After harvesting credentials from public repositories, adversaries validate them by attempting authentication against target services. Monitor for failed login attempts using recently exposed credential formats, unusual geographic locations attempting database or API authentication, and AWS CloudTrail events showing GetCallerIdentity calls from unrecognized principals. Correlate with T1589.001 , Credentials threat intelligence.

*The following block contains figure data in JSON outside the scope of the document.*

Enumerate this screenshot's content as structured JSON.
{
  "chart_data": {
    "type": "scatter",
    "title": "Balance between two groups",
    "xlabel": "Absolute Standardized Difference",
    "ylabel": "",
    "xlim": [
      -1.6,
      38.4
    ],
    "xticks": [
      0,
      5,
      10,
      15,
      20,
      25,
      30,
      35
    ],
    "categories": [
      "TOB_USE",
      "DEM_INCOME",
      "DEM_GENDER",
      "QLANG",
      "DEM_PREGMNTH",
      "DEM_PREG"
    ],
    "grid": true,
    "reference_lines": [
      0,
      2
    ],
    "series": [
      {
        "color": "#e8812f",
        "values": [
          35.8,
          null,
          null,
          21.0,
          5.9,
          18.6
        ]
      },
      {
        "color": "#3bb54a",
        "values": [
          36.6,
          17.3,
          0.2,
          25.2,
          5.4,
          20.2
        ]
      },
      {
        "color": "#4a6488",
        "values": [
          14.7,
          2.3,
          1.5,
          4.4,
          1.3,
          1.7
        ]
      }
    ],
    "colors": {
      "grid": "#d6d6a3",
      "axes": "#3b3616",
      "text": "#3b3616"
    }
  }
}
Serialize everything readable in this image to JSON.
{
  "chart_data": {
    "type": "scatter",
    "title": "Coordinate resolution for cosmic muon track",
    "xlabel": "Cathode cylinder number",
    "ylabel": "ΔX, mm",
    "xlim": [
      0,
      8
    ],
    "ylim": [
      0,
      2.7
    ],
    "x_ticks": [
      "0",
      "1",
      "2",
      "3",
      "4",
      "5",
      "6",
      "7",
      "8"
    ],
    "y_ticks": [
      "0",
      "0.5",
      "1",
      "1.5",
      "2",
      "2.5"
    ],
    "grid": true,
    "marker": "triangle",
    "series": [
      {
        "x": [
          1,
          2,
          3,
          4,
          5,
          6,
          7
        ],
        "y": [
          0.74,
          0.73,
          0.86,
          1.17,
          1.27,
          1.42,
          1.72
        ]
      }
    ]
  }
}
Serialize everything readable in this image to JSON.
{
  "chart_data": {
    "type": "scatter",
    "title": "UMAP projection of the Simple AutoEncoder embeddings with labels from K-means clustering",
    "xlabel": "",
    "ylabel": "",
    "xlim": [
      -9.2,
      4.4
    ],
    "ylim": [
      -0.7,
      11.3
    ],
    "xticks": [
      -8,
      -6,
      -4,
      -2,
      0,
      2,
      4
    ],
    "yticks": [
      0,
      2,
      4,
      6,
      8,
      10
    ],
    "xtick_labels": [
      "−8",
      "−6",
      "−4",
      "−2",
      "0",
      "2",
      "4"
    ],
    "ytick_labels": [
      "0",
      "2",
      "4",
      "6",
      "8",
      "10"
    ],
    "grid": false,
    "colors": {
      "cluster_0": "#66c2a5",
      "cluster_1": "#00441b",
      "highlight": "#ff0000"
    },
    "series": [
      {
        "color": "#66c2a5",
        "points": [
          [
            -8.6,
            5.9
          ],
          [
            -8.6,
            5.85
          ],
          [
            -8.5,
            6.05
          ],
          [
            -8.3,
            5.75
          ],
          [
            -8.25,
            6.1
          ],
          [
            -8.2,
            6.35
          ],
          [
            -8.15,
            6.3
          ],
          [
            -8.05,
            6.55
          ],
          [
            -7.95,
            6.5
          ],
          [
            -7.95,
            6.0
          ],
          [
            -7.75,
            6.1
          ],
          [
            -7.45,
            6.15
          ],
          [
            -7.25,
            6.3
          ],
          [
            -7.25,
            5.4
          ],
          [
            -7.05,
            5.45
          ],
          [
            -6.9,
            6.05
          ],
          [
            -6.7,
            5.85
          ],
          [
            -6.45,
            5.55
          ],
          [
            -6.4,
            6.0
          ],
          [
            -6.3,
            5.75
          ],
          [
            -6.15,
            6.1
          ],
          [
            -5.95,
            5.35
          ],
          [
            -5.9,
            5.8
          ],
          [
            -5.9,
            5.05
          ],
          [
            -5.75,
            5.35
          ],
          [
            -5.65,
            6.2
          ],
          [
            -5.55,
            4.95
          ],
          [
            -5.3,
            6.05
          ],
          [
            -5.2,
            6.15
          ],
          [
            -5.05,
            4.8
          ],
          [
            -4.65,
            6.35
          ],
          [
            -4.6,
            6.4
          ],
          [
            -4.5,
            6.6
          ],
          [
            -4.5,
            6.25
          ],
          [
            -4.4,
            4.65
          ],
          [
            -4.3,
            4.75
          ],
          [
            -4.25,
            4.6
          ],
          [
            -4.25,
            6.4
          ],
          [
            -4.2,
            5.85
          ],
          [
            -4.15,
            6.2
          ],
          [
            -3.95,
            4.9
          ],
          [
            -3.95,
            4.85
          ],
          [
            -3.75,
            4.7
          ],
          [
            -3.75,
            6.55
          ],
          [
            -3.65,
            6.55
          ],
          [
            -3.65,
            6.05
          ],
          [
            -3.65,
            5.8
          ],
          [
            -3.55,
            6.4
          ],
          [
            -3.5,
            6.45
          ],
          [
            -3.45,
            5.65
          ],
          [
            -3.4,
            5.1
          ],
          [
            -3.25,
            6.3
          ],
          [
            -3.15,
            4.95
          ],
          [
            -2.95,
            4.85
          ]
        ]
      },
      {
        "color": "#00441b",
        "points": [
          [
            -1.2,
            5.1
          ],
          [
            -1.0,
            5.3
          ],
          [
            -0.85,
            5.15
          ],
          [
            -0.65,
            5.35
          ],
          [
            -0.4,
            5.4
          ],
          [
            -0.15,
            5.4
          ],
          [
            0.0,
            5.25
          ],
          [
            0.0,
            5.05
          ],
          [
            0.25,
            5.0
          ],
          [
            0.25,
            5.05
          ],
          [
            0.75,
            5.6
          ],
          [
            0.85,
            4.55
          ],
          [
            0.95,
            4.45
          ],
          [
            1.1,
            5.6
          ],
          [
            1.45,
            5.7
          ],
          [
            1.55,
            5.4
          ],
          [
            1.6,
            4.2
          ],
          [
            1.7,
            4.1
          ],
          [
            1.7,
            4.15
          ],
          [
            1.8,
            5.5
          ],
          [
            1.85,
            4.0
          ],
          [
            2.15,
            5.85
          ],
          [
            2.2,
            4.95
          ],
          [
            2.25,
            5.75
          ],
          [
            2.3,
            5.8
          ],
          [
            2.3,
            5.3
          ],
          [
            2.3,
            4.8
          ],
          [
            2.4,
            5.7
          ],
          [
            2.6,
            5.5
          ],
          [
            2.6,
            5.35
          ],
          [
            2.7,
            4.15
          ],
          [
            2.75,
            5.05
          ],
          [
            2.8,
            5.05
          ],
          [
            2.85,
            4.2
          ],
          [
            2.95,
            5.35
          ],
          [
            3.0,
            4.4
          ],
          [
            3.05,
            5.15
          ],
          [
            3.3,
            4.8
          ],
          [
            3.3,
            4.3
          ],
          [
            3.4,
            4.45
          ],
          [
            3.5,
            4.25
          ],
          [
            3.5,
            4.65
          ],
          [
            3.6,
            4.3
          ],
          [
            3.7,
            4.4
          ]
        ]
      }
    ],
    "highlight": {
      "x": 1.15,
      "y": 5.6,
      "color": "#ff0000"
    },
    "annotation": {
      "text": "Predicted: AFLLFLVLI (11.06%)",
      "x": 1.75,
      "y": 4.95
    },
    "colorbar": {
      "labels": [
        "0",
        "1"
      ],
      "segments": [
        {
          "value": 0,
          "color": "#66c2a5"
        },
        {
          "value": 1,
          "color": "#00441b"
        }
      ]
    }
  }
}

📊 Infrastructure Reconnaissance Correlation

Adversaries combine repository data with other reconnaissance sources. Monitor for correlation between publicly exposed infrastructure details (from code repositories) and active scanning of those targets. If internal URLs, database hostnames, or API endpoints discovered in your code suddenly receive external traffic or vulnerability scan probes, this strongly indicates repository-based reconnaissance has progressed to active targeting.

📄 Fork and Clone Anomalies

Watch for suspicious forking activity on public repositories , especially forks created by newly-registered accounts, accounts with no other activity, or accounts from regions not associated with your organization. Adversaries fork repositories to preserve Git history (including deleted secrets) before the organization can clean them. Use GitHub's audit log to track fork events and clone operations.

🔎 Hunting Queries for Security Teams

# GitHub Code Search Dorks (defensive monitoring)

org:"your-org-name" filename:.env password

org:"your-org-name" filename:credentials aws_access_key

org:"your-org-name" extension:pem PRIVATE KEY

org:"your-org-name" filename:id_rsa

org:"your-org-name" DB_PASSWORD OR SECRET_KEY OR API_KEY

Take Action Now

🛡 Secure Your Code Repositories Today

Every secret exposed in a public repository is a potential entry point for adversaries. The statistics are clear , 80% of credential-related breaches trace back to publicly exposed code. Act now to audit, detect, and remediate secret exposure across all your repositories.

📚 Continue Your Reconnaissance Education

Code repository reconnaissance is one sub-technique within MITRE ATT&CK's broader Search Open Websites/Domains tactic. Understanding the full spectrum of adversary reconnaissance methods helps security teams build comprehensive defense strategies.

🕑 Quick Self-Assessment Checklist

☐ Have you scanned all public repositories for your organization's name and domain?

☐ Are pre-commit hooks deployed to all developer workstations for secret scanning?

☐ Is GitHub Secret Scanning / Push Protection enabled for all repositories?

☐ Have all previously exposed secrets been rotated, even if they were "only briefly" committed?

☐ Do you use a secrets management vault (HashiCorp Vault, AWS Secrets Manager, etc.)?

☐ Is developer security training conducted at least quarterly, including secret management?

☐ Are orphaned repositories from former employees audited and secured?

☐ Do you monitor for suspicious fork/clone activity on your public repositories?